Sigrid Sommer, Leiterin des Stadtmarketings, verwies anlässlich des Stadtgeburtstags auch noch einmal auf die touristische Situation von 1993, als Potsdam deutschlandweit in aller Munde war: damals kamen mit 115 000 Besuchern gerade einmal ein Viertel der heutigen Übernachtungsgäste – und die Zahl der Betten lag bei gerade mal 1600. „Wir hatten damals Probleme manchen Künstler für das Jubiläumsprogramm überhaupt unterzukriegen“, erinnert sich Sommer. Mittlerweile verfügt die Stadt über knapp 5900 Betten, die im Schnitt zu 52 Prozent ausgelastet sind. Vor allem für zwei Zielgruppen sei Potsdam besonders attraktiv, die in der Analyse der Gesellschaft für Konsumforschung ganz klingende Namen haben: Der „intellektuelle Kulturliebhaber“ und der „qualitätsorientierte Entschleuniger“ finden demnach gerade in Potsdam, was sie im Urlaub suchen.
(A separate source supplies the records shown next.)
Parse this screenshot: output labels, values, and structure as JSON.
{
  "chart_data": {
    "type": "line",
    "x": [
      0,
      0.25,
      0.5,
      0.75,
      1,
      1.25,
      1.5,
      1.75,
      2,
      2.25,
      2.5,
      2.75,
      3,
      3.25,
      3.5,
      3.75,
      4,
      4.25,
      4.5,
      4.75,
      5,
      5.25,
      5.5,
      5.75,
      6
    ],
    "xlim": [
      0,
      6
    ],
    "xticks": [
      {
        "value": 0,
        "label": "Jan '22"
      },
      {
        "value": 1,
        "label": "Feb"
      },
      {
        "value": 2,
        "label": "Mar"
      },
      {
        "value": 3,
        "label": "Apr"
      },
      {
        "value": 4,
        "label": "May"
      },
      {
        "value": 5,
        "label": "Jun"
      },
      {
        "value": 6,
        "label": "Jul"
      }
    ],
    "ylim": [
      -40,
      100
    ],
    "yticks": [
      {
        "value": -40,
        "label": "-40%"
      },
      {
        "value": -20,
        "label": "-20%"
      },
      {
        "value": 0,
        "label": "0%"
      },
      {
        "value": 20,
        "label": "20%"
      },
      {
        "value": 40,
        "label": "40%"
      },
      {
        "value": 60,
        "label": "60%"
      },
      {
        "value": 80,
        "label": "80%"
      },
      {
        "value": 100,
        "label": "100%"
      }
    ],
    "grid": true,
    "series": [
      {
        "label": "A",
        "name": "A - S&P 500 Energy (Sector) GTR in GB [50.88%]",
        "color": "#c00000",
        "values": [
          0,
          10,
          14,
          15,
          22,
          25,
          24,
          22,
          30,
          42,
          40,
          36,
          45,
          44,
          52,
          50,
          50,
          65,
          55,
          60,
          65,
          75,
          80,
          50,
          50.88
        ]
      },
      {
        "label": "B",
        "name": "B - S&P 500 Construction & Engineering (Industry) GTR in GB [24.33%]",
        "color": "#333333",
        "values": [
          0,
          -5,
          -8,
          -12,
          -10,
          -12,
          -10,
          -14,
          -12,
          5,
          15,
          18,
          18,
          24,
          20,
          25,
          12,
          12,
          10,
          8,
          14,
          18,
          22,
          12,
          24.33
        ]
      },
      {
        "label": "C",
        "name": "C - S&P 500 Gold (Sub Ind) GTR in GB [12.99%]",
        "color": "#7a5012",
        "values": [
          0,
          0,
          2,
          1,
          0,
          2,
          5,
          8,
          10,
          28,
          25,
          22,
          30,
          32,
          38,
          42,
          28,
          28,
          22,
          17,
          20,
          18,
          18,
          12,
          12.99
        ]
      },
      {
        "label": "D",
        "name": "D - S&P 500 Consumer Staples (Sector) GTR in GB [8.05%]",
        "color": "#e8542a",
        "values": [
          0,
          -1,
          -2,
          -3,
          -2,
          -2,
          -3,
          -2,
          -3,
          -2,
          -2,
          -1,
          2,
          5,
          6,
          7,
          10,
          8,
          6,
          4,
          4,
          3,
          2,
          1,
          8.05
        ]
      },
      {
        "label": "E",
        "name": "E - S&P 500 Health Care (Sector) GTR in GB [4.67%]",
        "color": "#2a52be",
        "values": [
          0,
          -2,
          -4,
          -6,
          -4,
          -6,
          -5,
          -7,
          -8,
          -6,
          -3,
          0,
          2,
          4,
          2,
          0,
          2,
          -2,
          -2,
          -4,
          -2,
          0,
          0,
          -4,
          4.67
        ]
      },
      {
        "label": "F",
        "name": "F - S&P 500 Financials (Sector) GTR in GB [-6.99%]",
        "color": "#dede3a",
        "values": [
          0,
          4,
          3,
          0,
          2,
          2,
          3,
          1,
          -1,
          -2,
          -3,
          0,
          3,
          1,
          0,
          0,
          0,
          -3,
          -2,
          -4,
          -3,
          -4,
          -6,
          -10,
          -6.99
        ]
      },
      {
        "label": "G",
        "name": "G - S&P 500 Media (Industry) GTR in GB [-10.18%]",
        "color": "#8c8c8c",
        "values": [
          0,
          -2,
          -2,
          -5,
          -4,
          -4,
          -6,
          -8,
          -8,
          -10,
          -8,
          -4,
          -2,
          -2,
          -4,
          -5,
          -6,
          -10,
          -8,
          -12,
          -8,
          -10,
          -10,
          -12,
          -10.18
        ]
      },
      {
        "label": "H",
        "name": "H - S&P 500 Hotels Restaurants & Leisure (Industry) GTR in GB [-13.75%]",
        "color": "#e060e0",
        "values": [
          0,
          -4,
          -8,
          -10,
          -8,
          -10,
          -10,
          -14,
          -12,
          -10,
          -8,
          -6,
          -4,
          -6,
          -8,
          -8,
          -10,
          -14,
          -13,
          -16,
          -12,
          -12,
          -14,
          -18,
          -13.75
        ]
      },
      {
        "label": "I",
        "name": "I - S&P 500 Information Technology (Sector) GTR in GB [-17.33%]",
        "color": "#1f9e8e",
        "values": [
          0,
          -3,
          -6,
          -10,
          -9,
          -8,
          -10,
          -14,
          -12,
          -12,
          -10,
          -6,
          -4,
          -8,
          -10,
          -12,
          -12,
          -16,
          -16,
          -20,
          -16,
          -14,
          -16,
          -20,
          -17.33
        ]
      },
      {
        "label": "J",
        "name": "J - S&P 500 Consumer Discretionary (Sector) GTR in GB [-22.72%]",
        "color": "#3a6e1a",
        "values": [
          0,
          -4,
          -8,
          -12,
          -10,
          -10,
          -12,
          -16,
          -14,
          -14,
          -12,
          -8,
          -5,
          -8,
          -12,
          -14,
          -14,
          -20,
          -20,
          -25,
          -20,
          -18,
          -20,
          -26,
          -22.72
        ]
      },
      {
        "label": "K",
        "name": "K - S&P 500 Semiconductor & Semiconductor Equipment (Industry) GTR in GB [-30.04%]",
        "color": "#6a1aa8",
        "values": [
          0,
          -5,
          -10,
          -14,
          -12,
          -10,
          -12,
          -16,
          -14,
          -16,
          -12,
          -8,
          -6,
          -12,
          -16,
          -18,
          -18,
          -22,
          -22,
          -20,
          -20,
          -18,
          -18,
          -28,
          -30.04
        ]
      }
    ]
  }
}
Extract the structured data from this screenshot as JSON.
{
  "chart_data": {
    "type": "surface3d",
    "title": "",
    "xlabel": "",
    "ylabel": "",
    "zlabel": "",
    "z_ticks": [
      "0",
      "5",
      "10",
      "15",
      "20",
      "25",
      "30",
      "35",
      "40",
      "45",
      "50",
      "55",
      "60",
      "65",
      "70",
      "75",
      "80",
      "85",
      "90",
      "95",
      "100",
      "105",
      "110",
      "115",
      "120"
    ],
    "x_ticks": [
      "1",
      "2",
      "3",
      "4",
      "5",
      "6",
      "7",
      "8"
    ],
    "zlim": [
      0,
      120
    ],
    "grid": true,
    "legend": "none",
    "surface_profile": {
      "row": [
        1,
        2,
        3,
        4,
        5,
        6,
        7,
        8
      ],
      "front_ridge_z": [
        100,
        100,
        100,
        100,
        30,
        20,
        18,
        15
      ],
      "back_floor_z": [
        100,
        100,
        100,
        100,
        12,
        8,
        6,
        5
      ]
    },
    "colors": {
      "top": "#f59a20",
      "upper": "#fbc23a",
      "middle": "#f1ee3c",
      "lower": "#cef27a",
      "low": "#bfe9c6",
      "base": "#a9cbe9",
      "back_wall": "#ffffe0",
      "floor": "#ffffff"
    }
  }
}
Zu den exakt erfassten Übernachtungsgästen kommen viele ungezählte Millionen Tagesausflügler, die Potsdam meist im Rahmen eines Berlin-Trips besuchen. Die letzten deutschlandweiten Erhebungen hierzu sind allerdings schon von 2013. Damals wurden jährlich über 16,5 Millionen Tagesausflügler für Potsdam geschätzt, die über eine dreiviertel Milliarde Euro in Potsdam ließen. Rund 20 000 Arbeitsplätze in der Stadt hängen direkt oder mittelbar am Tourismus.